The move could double the value of their half-century-old wood frame houses and quarter-acre lots in the Courtlands neighborhood from the assessed value of about $120,000, real estate experts estimate.

"We decided we were not going to just sit here and get picked off one at a time by speculators," said Thomas Clary, president of Courtlands Civic Association. Sale of the properties to a Hyattsville condominium developer could come as early as next week, he said.

"My interest is in getting a good price; I have dollar signs in my eyes," said James B. Waldo, who has lived in the area at 1305 N, Adams St. for 10 years. "Why should I sell it to someone else and let them make a huge profit?"

The plan started about a year ago, when Clary and his neighbors got together, hired a lawyer, Hugh C. Cregger, and asked the county to allow 16-story residential buildings in their neighborhood, which would greatly increase the value of the homes in the area.

Last month, the County Board changed the land use plan to permit that development. The land must still be formally rezoned for construction to begin, but Clary said he expects the change to be approved.

The Courtlands community is adjacent to the site of a proposal $100 million courthouse civic plaza that will include retail shops and high-rise office and commercial buildings.

The 52 homeowners involved in the packaging plan live in a three-block section of the Courtlands area bounded by Fairfax Drive, North Veitch, North Barton and North 14th streets.

"You might call this an assemblage of trust," said John L. Melnick, a former state legislator who was born and grew up on North Adams Street and who conceived the idea for the pooling of properties. "Most of the people there are old neihbors and old friends.

"The handwriting was on the wall; something was going to happen over there," continued Melnick, a lawyer who now lives elsewhere in the county but whose mother still lives in the family house. "A lot of people didn't want to live in a house looking into the side of big buildings. So they decided, well, maybe if we all work together and try to hold out and work up a package, then it would be a real monument to Arlington rather than a hodge-podge like Rosslyn or Crystal City."

"It's the first time I've ever heard of a civic association coming in and asking for an upgrading" in density.

While the 52 are united, Clary said four other homeowners in the area are holding out. Neither Melnick nor Clary will identify them, but both said the four properties are on the edge of the proposed land package and "could be worked around" by a developer.

"Some think their property could be worth a lot more later on," Melnick said of the hold-outs. "But if they see one developer has bought up all the area around them, what are they going to wait for?"

Four developers have approached the homeowners about buying the package, but the only negotiations now are with Herschel Blumberg of Prince George's Center Inc. in Hyattsville, said Clary. Blumberg will probably build high-rise condominiums, he added.
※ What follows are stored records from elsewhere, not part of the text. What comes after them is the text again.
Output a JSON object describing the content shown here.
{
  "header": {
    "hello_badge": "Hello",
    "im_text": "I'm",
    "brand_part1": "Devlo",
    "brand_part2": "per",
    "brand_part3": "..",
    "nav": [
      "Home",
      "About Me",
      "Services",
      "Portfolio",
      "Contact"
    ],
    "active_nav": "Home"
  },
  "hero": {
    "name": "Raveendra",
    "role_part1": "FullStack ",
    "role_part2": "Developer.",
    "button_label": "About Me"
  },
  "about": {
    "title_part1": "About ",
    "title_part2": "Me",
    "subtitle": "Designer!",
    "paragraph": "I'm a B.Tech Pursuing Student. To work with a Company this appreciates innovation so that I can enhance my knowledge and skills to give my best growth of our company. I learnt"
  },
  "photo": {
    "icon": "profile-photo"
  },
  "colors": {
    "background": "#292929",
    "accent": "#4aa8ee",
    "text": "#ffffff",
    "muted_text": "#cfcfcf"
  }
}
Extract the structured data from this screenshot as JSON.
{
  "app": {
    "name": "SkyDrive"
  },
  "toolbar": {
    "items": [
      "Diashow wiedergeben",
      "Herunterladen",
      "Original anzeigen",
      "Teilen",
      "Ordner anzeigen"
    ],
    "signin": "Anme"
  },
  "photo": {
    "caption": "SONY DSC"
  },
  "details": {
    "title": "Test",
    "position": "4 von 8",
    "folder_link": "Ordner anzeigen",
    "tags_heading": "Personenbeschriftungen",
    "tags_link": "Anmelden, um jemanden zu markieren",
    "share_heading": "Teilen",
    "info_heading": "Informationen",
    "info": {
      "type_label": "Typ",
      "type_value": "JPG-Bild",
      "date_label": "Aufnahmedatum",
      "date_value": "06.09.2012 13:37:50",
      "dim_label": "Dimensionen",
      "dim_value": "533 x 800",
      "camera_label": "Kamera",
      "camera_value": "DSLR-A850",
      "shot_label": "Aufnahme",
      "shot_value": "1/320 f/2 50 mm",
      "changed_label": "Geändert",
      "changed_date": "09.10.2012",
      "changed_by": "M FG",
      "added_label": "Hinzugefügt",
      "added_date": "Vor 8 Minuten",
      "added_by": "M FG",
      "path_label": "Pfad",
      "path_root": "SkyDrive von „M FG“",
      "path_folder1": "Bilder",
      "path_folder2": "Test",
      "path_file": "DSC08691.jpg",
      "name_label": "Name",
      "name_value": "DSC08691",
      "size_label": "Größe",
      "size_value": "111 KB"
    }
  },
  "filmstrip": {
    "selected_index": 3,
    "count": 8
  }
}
Blumberg could not be reached yesterday and both Melnick and Clary have declined to reveal the owners' asking price.

"We're talking about signing contracts next week for the sale of their houses," Melnick said. "It would be a contract they've worked out themselves. . . . Then it would be up to each individual landowner on what to do. . . . The contract would allow them to live in their homes until actual development began."

Some developers, such as C. Daniel Clemente who has built extensively in Arlington, caution that development may be a long time off, given today's economy. Some developers are forfeiting their down payments on potential projects because financing costs are too high, Clemente said.

But Arlington real estate appraiser Paul V. Cali said: "One reason Arlington has had trouble with development is the difficulty in putting together parcels of property attractive to developers. Some of them look at all the separate parcels involved and walk away. . . .

"But for areas which are obvious redevelopment candidates, like Metro stations, if there is a community association of any type then can do themselves a favor.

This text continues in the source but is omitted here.